To be added, the more intriguing emerging aspects are those concerning the altered endothelium activation, astrocytes modifications, microglia activation, pericytes, and BBB disruption.

SVD is related to altered neurovascular coupling.

The SVD is an ongoing process, which begins with altered microvessels and pial arteries and ends in a subcortical dementia; CBF regional selective decrease seems to be one of the critical factors for the progression from small vessel disease to small vessel disease-related dementia.

Altered response to inflammation, oxidative stress are crucial aspects of possible irreversible post-transcriptional modifications: these processes are auto-expanding features of irreversible changes of a primarily aging-related benign process.

Neuromodulators, i.e., Acethlycholine, GABA, and endothelium-acting molecules, such as NO, VEGF, ICAM, prostanoids interact, and are deeply involved in the perpetuation of the ongoing pathological cascade of events.

The most relevant still under debate-aspects are:

The modality of changing from typical aging small vessel disease towards dementia.

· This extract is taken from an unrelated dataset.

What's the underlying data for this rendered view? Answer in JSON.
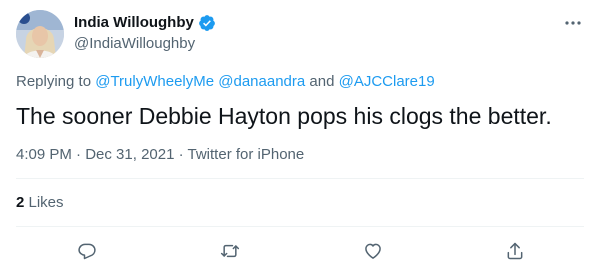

The impact of aging and the age-gene interactions in arteriolosclerosis, endothelium dysfunction, pericytes alterations, and astrocytes modifications, which are caused, promoted, or potentiated by hypoperfusion and metabolic disruption.

The altered neurovascular coupling is a secondary or a causative (primary) defect in SVD.

The potential clinical rescue from SVD, knowing different times of its development, probably by acting precociously, simultaneously via various strategies (anti-inflammatory, anti-oxidant, anti-thrombotic, and perhaps via nutraceutical promotions [368], acting as co-enzymatic promoters.

Further and dedicated studies should be done to debate, understand, and answer these questions.